A rising tide may no longer be lifting all boats. Volatility for the US stock market as a whole has fallen since November’s election, but investors can still find ample returns in projecting how the policies of the new administration will impact individual companies, according to Goldman Sachs.
Policy uncertainty stemming from the Trump administration will “create ‘winners’ and ‘losers’ and stock performance increasingly will be driven by idiosyncratic factors, such as sensitivity to wage inflation, margin pressures, and uses of cash,” according to David Kostin, the investment bank’s chief equity strategist.
The trend has already begun to take shape, with the correlation between individual stocks listed on the S&P 500 declining after the election of Donald Trump to the lowest level since 2000. Recent trading has been “increasingly driven by ‘micro factors’”, said Mr Kostin.
Mr Kostin reckons that the dispersion in returns between stocks will accelerate this year as investors make sense of the policies that are ushered in by Mr Trump and a Republican-controlled Congress.
“We expect uncertainty to remain elevated throughout much of 2017, as President Trump’s key policy initiatives become crystallised and the impacts of the new administration are fully processed by the market,” he said.

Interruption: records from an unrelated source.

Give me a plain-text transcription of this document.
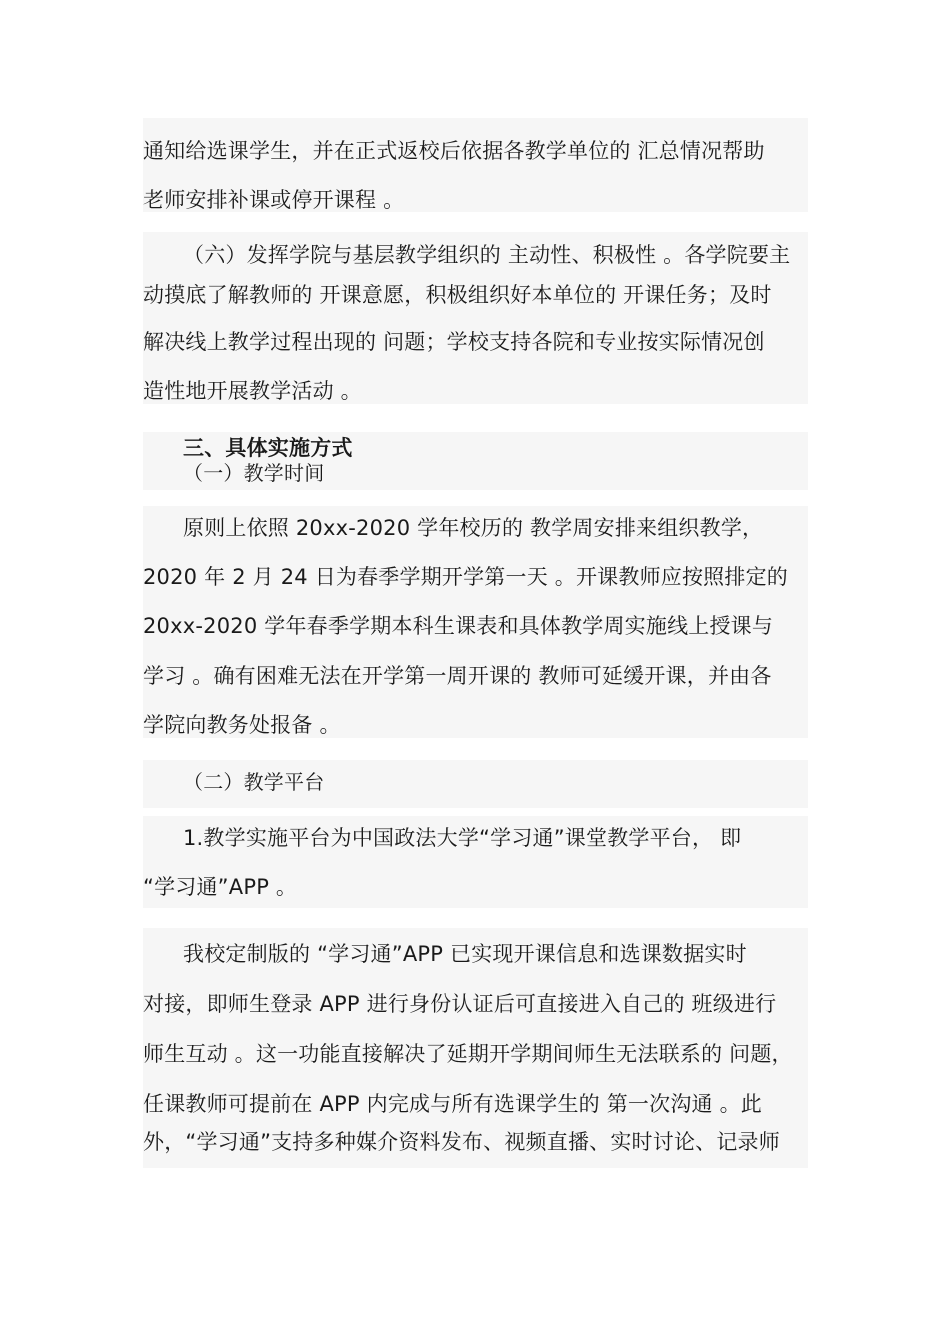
通知给选课学生，并在正式返校后依据各教学单位的 汇总情况帮助
老师安排补课或停开课程 。
（六）发挥学院与基层教学组织的 主动性、积极性 。各学院要主
动摸底了解教师的 开课意愿，积极组织好本单位的 开课任务；及时
解决线上教学过程出现的 问题；学校支持各院和专业按实际情况创
造性地开展教学活动 。
三、具体实施方式
（一）教学时间
原则上依照 20xx-2020 学年校历的 教学周安排来组织教学，
2020 年 2 月 24 日为春季学期开学第一天 。开课教师应按照排定的
20xx-2020 学年春季学期本科生课表和具体教学周实施线上授课与
学习 。确有困难无法在开学第一周开课的 教师可延缓开课，并由各
学院向教务处报备 。
（二）教学平台
1.教学实施平台为中国政法大学“学习通”课堂教学平台， 即
“学习通”APP 。
我校定制版的 “学习通”APP 已实现开课信息和选课数据实时
对接，即师生登录 APP 进行身份认证后可直接进入自己的 班级进行
师生互动 。这一功能直接解决了延期开学期间师生无法联系的 问题，
任课教师可提前在 APP 内完成与所有选课学生的 第一次沟通 。此
外，“学习通”支持多种媒介资料发布、视频直播、实时讨论、记录师
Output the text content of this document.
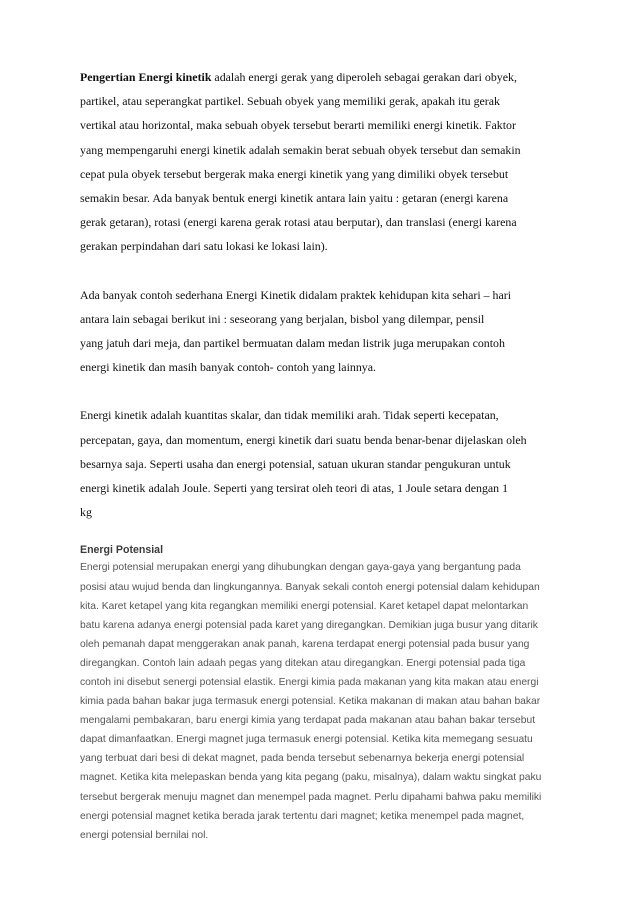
Pengertian Energi kinetik adalah energi gerak yang diperoleh sebagai gerakan dari obyek,
partikel, atau seperangkat partikel. Sebuah obyek yang memiliki gerak, apakah itu gerak
vertikal atau horizontal, maka sebuah obyek tersebut berarti memiliki energi kinetik. Faktor
yang mempengaruhi energi kinetik adalah semakin berat sebuah obyek tersebut dan semakin
cepat pula obyek tersebut bergerak maka energi kinetik yang yang dimiliki obyek tersebut
semakin besar. Ada banyak bentuk energi kinetik antara lain yaitu : getaran (energi karena
gerak getaran), rotasi (energi karena gerak rotasi atau berputar), dan translasi (energi karena
gerakan perpindahan dari satu lokasi ke lokasi lain).

Ada banyak contoh sederhana Energi Kinetik didalam praktek kehidupan kita sehari – hari
antara lain sebagai berikut ini : seseorang yang berjalan, bisbol yang dilempar, pensil
yang jatuh dari meja, dan partikel bermuatan dalam medan listrik juga merupakan contoh
energi kinetik dan masih banyak contoh- contoh yang lainnya.

Energi kinetik adalah kuantitas skalar, dan tidak memiliki arah. Tidak seperti kecepatan,
percepatan, gaya, dan momentum, energi kinetik dari suatu benda benar-benar dijelaskan oleh
besarnya saja. Seperti usaha dan energi potensial, satuan ukuran standar pengukuran untuk
energi kinetik adalah Joule. Seperti yang tersirat oleh teori di atas, 1 Joule setara dengan 1
kg

Energi Potensial

Energi potensial merupakan energi yang dihubungkan dengan gaya-gaya yang bergantung pada
posisi atau wujud benda dan lingkungannya. Banyak sekali contoh energi potensial dalam kehidupan
kita. Karet ketapel yang kita regangkan memiliki energi potensial. Karet ketapel dapat melontarkan
batu karena adanya energi potensial pada karet yang diregangkan. Demikian juga busur yang ditarik
oleh pemanah dapat menggerakan anak panah, karena terdapat energi potensial pada busur yang
diregangkan. Contoh lain adaah pegas yang ditekan atau diregangkan. Energi potensial pada tiga
contoh ini disebut senergi potensial elastik. Energi kimia pada makanan yang kita makan atau energi
kimia pada bahan bakar juga termasuk energi potensial. Ketika makanan di makan atau bahan bakar
mengalami pembakaran, baru energi kimia yang terdapat pada makanan atau bahan bakar tersebut
dapat dimanfaatkan. Energi magnet juga termasuk energi potensial. Ketika kita memegang sesuatu
yang terbuat dari besi di dekat magnet, pada benda tersebut sebenarnya bekerja energi potensial
magnet. Ketika kita melepaskan benda yang kita pegang (paku, misalnya), dalam waktu singkat paku
tersebut bergerak menuju magnet dan menempel pada magnet. Perlu dipahami bahwa paku memiliki
energi potensial magnet ketika berada jarak tertentu dari magnet; ketika menempel pada magnet,
energi potensial bernilai nol.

Rising dispersion comes during a period that has been marked by historically low volatility for the S&P 500 index, which has charted a steady course to record highs since the start of the year.
The Vix index, a measure that tracks the options market to determine expected S&P 500 volatility over the next month, sat at 11.64 on Tuesday — far below the average of 19.63 since 1990.
Single-stock volatility has also remained “somewhat low”, but the gap between that and index-level volatility has widened to the highest point since 2007, Mr Kostin noted.
If a rising dispersion in performance between stocks unfolds it will mark a departure from the past few years, when the Federal Reserve’s stimulative monetary policies have been a boon to risk assets as a whole, providing a consistent tailwind that has helped to raise the S&P 500 by 10 per cent a year on average since 2010.
Mr Kostin said the more stock-specific trading could be good news to active managers like mutual and hedge funds that have faced outflows as investors have chosen to park assets in less expensive passive funds that track indexes.
“Greater return dispersion does not ensure that all fund managers will outperform their benchmark but rather the investing environment is more conducive to generating alpha for skilful stock pickers,” said Mr Kostin, referring to returns that are in excess of overall market movements.
US stocks were in the black on Tuesday as Wall Street reopened after a long weekend. The S&P 500 climbed 0.6 per cent to 2,364.4, the Dow Jones Industrial Average was up 0.5 per cent to 20,739 and the Nasdaq Composite advanced 0.4 per cent to 5,860.2. The small-cap Russell 2000 rallied 0.7 per cent to 1,409.
All four equity barometers were trading above their all-time closing highs. The 11 major S&P 500 sectors climbed higher, with energy, consumer staples and consumer discretionary stocks leading the way.